Her parents stressed the need for education and the doors it could open to a better life. When opportunity came, you took it — it wasn’t a choice.

“We didn’t feel slighted because we went to different schools,” Hill said. “It was just a fact of life if we wanted to go to high school. I enjoyed my time at Lincoln, but sometimes I wouldn’t get to come home but once a month.”

Hill stayed in the equivalent of modern day college dorm rooms and had roommates. Lincoln Heights had another wing of dorm rooms for young men. The Lincoln Institute, now named Whitney M. Young Jr. Job Corps Center in honor of the civil rights leader Whitney M. Young Jr., opened in 1912 as a boarding school for African-Americans and closed in 1966.

“Now looking back it seems almost like we were in college. It’s a vocational type school now, but then it had normal classrooms, a big cafeteria that served breakfast, lunch and dinner,” Hill said. “My uncle bought some of my clothes and helped pay for me to go there.”

Hill attended the Merriweather School in Eminence when she was younger. Her siblings and other African-American children walked from West Owen Street in Eminence to the two-room and two-teacher schoolhouse.

“We used old school books that were handed down. Everything we had were hand-me-downs, but we loved to learn,” Hill said. “We were blessed to have both of our parents in the household and they instilled in us a desire to learn. They were very intelligent and knowledgeable people.”

Hill said her mother loved to read and read to eight children every night.

“We were very easy learners in school and picked up on things fast,” Hill said. “Two rooms and hardwood floors, the school wasn’t much. Ms. Sarah Mason would come to the school and cook for us. We were determined to learn as much knowledge as we could. Our parents encouraged us to work hard and do well in school.”

Hill met her husband and married at an early age in high school. She was the youngest, married black female student to get her high school diploma. Hill graduated from Eminence High School in 1961 after leaving the Lincoln Institute. She went back to school after having a child determined to continue opening doors to her future.

“My parents instilled that drive in me and that is why I went back to get my diploma,” Hill said. “I always wanted to work in an office somewhere. We moved to Louisville and I started working in county government.”

Hill worked her way up to the Jefferson County Corrections Department doing payroll and working as a supervisor for telecommunications. She attended Eastern Kentucky University through the county for continued education.

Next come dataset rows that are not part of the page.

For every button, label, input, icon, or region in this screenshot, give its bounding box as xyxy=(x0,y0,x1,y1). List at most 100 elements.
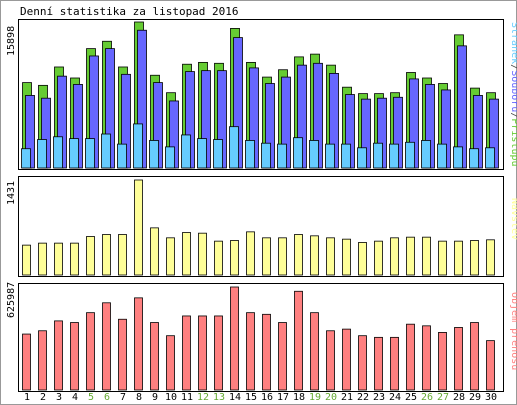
pages-bar xyxy=(389,143,399,169)
day-label: 7 xyxy=(120,392,126,403)
day-label: 18 xyxy=(293,392,305,403)
visits-bar xyxy=(70,242,79,276)
bandwidth-bar xyxy=(422,325,431,391)
day-label: 14 xyxy=(229,392,241,403)
chart-bars xyxy=(21,21,499,391)
pages-bar xyxy=(341,143,351,169)
visits-bar xyxy=(454,240,463,276)
hits-legend: Stránek/Souborů/Přístupů xyxy=(509,22,517,167)
visits-ymax-label: 1431 xyxy=(6,181,17,205)
pages-bar xyxy=(117,143,127,169)
bandwidth-bar xyxy=(166,335,175,391)
day-label: 23 xyxy=(373,392,385,403)
visits-bar xyxy=(342,238,351,276)
bandwidth-bar xyxy=(342,328,351,391)
bandwidth-bar xyxy=(262,313,271,391)
bandwidth-bar xyxy=(38,330,47,391)
hits-legend-entry: Přístupů xyxy=(509,118,517,166)
visits-bar xyxy=(166,237,175,276)
day-label: 15 xyxy=(245,392,257,403)
pages-bar xyxy=(149,140,159,169)
day-label: 25 xyxy=(405,392,417,403)
pages-bar xyxy=(21,148,31,169)
day-label: 26 xyxy=(421,392,433,403)
visits-bar xyxy=(22,244,31,276)
hits-ymax-label: 15898 xyxy=(6,26,17,56)
hits-legend-entry: Souborů xyxy=(509,70,517,112)
pages-bar xyxy=(357,147,367,169)
day-label: 9 xyxy=(152,392,158,403)
day-label: 2 xyxy=(40,392,46,403)
bandwidth-bar xyxy=(390,336,399,391)
visits-bar xyxy=(326,237,335,276)
day-label: 11 xyxy=(181,392,193,403)
day-label: 19 xyxy=(309,392,321,403)
day-label: 4 xyxy=(72,392,78,403)
visits-bar xyxy=(358,242,367,276)
bandwidth-bar xyxy=(230,286,239,391)
pages-bar xyxy=(85,138,95,169)
day-label: 22 xyxy=(357,392,369,403)
bandwidth-bar xyxy=(86,312,95,391)
pages-bar xyxy=(213,139,223,169)
pages-bar xyxy=(405,141,415,169)
bandwidth-ymax-label: 625987 xyxy=(6,282,17,318)
pages-bar xyxy=(293,137,303,169)
day-label: 6 xyxy=(104,392,110,403)
day-label: 17 xyxy=(277,392,289,403)
visits-bar xyxy=(102,234,111,276)
pages-bar xyxy=(229,126,239,169)
chart-title: Denní statistika za listopad 2016 xyxy=(20,5,239,18)
visits-bar xyxy=(86,236,95,276)
pages-bar xyxy=(421,140,431,169)
visits-bar xyxy=(294,234,303,276)
pages-bar xyxy=(325,143,335,169)
visits-bar xyxy=(438,240,447,276)
hits-legend-entry: Stránek xyxy=(509,22,517,64)
bandwidth-legend-entry: Objem přenosu xyxy=(509,292,517,370)
bandwidth-bar xyxy=(246,312,255,391)
day-label: 20 xyxy=(325,392,337,403)
pages-bar xyxy=(453,146,463,169)
visits-bar xyxy=(470,240,479,276)
bandwidth-bar xyxy=(134,297,143,391)
day-label: 28 xyxy=(453,392,465,403)
hits-legend-entry: / xyxy=(509,64,517,70)
pages-bar xyxy=(69,138,79,169)
visits-bar xyxy=(54,242,63,276)
bandwidth-bar xyxy=(486,340,495,391)
day-label: 30 xyxy=(485,392,497,403)
visits-bar xyxy=(134,179,143,276)
visits-bar xyxy=(150,227,159,276)
bandwidth-bar xyxy=(198,315,207,391)
pages-bar xyxy=(181,134,191,169)
bandwidth-bar xyxy=(70,322,79,391)
day-labels: 1 2 3 4 5 6 7 8 9 10 11 12 13 14 15 16 17 18 19 20 21 22 23 24 2… xyxy=(24,392,497,403)
visits-bar xyxy=(310,235,319,276)
pages-bar xyxy=(437,143,447,169)
visits-bar xyxy=(390,237,399,276)
visits-bar xyxy=(278,237,287,276)
visits-bar xyxy=(406,236,415,276)
bandwidth-legend: Objem přenosu xyxy=(509,292,517,370)
day-label: 8 xyxy=(136,392,142,403)
pages-bar xyxy=(309,140,319,169)
day-label: 3 xyxy=(56,392,62,403)
bandwidth-bar xyxy=(102,302,111,391)
visits-bar xyxy=(486,239,495,276)
bandwidth-bar xyxy=(214,315,223,391)
visits-legend: Návštěv xyxy=(509,198,517,240)
visits-bar xyxy=(38,242,47,276)
day-label: 29 xyxy=(469,392,481,403)
bandwidth-bar xyxy=(278,322,287,391)
visits-bar xyxy=(230,240,239,276)
visits-bar xyxy=(262,237,271,276)
visits-bar xyxy=(214,240,223,276)
bandwidth-bar xyxy=(54,320,63,391)
day-label: 5 xyxy=(88,392,94,403)
day-label: 10 xyxy=(165,392,177,403)
visits-bar xyxy=(246,231,255,276)
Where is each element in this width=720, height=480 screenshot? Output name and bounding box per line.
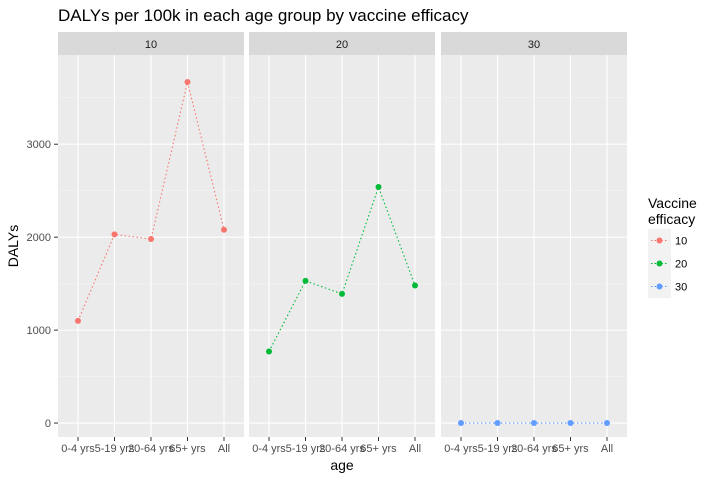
legend-entry-label: 20 <box>675 259 687 271</box>
legend-title-line: Vaccine <box>648 195 697 211</box>
data-point <box>458 420 464 427</box>
x-tick-label: 20-64 yrs <box>128 443 174 455</box>
data-point <box>148 236 154 243</box>
y-tick-label: 0 <box>45 418 51 430</box>
y-tick-label: 2000 <box>27 232 51 244</box>
data-point <box>567 420 574 427</box>
data-point <box>339 290 345 297</box>
x-tick-label: All <box>218 443 230 455</box>
data-point <box>494 420 501 427</box>
data-point <box>266 348 272 355</box>
x-tick-label: 5-19 yrs <box>478 443 518 455</box>
legend-key-point <box>656 283 663 290</box>
chart-title: DALYs per 100k in each age group by vacc… <box>58 6 469 25</box>
x-tick-label: 65+ yrs <box>360 443 397 455</box>
x-tick-label: 0-4 yrs <box>444 443 478 455</box>
y-tick-label: 3000 <box>27 139 51 151</box>
facet-strip <box>58 32 244 55</box>
data-point <box>184 78 191 85</box>
x-tick-label: 5-19 yrs <box>95 443 135 455</box>
facet-strip-label: 20 <box>336 39 348 51</box>
x-tick-label: 65+ yrs <box>169 443 206 455</box>
x-tick-label: 0-4 yrs <box>61 443 95 455</box>
legend-entry-label: 10 <box>675 236 687 248</box>
data-point <box>531 420 537 427</box>
data-point <box>111 231 118 238</box>
x-axis-title: age <box>330 457 354 473</box>
facet-strip <box>441 32 627 55</box>
y-axis: 0 1000 2000 3000 <box>27 139 58 430</box>
data-point <box>375 183 382 190</box>
legend-key-point <box>656 260 663 267</box>
series-line-20 <box>268 185 416 352</box>
legend-key-point <box>656 237 663 244</box>
legend-title-line: efficacy <box>648 211 695 227</box>
facet-strip-label: 10 <box>145 39 157 51</box>
x-tick-label: 5-19 yrs <box>286 443 326 455</box>
facet-strip-label: 30 <box>528 39 540 51</box>
y-tick-label: 1000 <box>27 325 51 337</box>
facet-strip <box>249 32 435 55</box>
data-point <box>302 277 309 284</box>
data-point <box>75 317 81 324</box>
data-point <box>221 226 227 233</box>
data-point <box>604 420 610 427</box>
x-tick-label: 20-64 yrs <box>511 443 557 455</box>
x-tick-label: All <box>409 443 421 455</box>
data-point <box>412 282 418 289</box>
x-tick-label: All <box>601 443 613 455</box>
x-tick-label: 65+ yrs <box>552 443 589 455</box>
y-axis-title: DALYs <box>5 225 21 268</box>
x-tick-label: 0-4 yrs <box>252 443 286 455</box>
x-tick-label: 20-64 yrs <box>319 443 365 455</box>
legend-entry-label: 30 <box>675 282 687 294</box>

“I have always been good with numbers. I was working, learning and getting paid to do it,” Hill said. “I am thankful for my parents and my uncle. He didn’t have any children of his own and he made sure I went to school. I sometimes regret I didn’t go farther with school; life happens, but I am retired and have had a good life.”

For Hill going back to high school and getting her diploma reflected her drive and ambition. Something she thinks future generations need to remember.

“It was hard sometimes how we lived and we didn’t have the newest things — a lot were hand-me-downs,” Hill said. “You have to have a good mind and keep focused. Parents need to make children realize how many opportunities they have now that we didn’t.”